The ionization constant of phenol is $1.0 \times 10^{-10} .$ What the concentration of phenolate ion in $0.05$ $M$ solution of phenol? What will be its degree of ionization if the solution is a lso $0.01$ $M$ in sodium phenolate?

Ionization of phenol:

                      ${C_6}{H_3}OH\,\quad  + \quad {H_2}O \leftrightarrow {C_6}{H_5}{O^ - }\quad  + \quad {H_3}{O^ + }$

Initial conc           $0.05$                                            $0$                          $0$

At equilibrium   $0.05-x$                                     $x$                           $x$ 

$K_{a}=\frac{\left[ C _{6} H _{5} O ^{-}\right]\left[ H _{3} O ^{+}\right]}{\left[ C _{6} H _{5} OH \right]}$

$K_{a}=\frac{x \times x}{0.05-x}$

As the value of the ionization constant is very less, $x$ will be very small.
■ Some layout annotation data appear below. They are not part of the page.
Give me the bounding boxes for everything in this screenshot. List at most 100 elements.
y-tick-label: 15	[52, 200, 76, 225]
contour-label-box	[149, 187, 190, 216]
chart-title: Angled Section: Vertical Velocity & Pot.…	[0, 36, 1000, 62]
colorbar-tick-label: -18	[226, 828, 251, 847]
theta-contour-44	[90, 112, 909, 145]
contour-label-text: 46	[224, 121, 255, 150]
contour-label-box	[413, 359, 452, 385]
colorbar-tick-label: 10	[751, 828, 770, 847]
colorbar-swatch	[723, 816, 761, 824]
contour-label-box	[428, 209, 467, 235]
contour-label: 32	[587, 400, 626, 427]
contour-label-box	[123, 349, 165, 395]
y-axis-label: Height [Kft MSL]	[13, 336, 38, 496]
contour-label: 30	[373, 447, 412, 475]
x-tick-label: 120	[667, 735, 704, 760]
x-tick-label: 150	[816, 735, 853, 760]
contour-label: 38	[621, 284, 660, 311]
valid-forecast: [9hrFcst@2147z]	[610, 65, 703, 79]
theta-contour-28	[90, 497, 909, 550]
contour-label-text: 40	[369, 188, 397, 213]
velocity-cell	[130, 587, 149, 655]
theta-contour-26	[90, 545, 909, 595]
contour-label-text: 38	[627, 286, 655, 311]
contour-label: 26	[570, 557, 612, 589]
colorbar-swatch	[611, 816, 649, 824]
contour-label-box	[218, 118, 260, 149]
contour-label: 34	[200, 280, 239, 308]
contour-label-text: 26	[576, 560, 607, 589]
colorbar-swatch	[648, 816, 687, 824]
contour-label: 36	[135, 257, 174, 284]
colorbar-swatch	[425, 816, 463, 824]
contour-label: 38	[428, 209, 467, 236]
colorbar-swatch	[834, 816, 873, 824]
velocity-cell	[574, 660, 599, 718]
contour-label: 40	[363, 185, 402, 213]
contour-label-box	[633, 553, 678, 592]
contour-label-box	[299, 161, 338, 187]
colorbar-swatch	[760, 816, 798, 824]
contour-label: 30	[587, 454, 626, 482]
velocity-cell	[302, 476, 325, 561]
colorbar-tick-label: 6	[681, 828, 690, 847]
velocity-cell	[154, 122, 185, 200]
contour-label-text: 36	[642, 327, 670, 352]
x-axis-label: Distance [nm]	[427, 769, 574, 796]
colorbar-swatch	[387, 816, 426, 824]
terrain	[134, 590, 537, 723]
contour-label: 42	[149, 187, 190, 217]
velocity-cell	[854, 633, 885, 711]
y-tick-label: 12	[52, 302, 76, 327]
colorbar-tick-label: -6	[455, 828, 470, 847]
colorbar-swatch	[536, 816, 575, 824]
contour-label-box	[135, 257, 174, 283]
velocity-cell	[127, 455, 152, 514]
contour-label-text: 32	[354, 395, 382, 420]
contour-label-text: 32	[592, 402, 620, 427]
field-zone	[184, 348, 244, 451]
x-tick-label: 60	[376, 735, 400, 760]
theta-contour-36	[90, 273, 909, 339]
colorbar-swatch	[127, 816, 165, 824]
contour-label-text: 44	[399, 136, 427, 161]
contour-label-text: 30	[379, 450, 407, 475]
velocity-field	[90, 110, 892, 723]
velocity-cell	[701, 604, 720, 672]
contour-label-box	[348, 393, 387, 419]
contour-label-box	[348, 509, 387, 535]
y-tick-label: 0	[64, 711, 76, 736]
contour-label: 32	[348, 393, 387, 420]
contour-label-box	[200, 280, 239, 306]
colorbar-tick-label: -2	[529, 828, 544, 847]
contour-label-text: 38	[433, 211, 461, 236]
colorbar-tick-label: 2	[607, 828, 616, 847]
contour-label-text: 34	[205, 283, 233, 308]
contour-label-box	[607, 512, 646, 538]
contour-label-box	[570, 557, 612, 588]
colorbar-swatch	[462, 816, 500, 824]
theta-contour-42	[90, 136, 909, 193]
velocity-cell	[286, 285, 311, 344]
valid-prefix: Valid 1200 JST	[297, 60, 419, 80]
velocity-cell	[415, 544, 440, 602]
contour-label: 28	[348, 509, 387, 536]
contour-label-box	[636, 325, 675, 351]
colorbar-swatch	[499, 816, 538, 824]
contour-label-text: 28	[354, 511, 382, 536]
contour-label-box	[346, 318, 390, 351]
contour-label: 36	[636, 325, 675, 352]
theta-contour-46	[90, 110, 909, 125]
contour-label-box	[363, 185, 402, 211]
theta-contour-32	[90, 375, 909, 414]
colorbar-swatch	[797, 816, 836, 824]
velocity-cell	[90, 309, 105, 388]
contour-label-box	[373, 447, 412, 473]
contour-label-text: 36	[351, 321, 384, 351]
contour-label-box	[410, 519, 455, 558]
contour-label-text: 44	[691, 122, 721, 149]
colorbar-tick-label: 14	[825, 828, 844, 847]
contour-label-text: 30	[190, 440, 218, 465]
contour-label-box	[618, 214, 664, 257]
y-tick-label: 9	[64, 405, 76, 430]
Thus, we can ignore $x$ in the denominator.

$\therefore x=\sqrt{1 \times 10^{-10} \times 0.05}$

$=\sqrt{5 \times 10^{-12}}$

$=2.2 \times 10^{-6} \,M =\left[ H _{3} O ^{+}\right]$

Since $\left[ H _{3} O ^{+}\right]=\left[ C _{6} H _{5} O ^{-}\right],$ $\left[ C _{6} H _{5} O ^{-}\right]=2.2 \times 10^{-6} \,M$

Now, let $\alpha$ be the degree of ionization of phenol in the presence of $0.01 \,M\, C _{6} H _{5} ONa$

      $C _{6} H _{5} ONa \longrightarrow C _{6} H _{5} O ^{-}+ Na ^{+}$

Conc.                                                    $0.01$

Also,

          $C _{6} H _{5} OH + H _{2} O \longleftrightarrow C _{6} H _{5} O ^{-}+ H _{3} O ^{+}$

Conc.   $0.05-0.05 \alpha$                      $0.05 \alpha$         $0.05 \alpha$

$\left[ C _{6} H _{5} OH \right]=0.05-0.05 \alpha;$  $0.05 \,M$

$\left[ C _{6} H _{5} O ^{-}\right]=0.01+0.05 \alpha ; 0.01 \,M$

$\left[ H _{3} O ^{+}\right]=0.05 \alpha$

$K_{a}=\frac{\left[ C _{6} H _{5} O ^{-}\right]\left[ H _{3} O ^{+}\right]}{\left[ C _{6} H _{5} OH \right]}$

$K_{a}=\frac{(0.01)(0.05 \alpha)}{0.05}$

$ 1.0 \times 10^{-10} =.01 \alpha$

$ \alpha =1 \times 10^{-8} $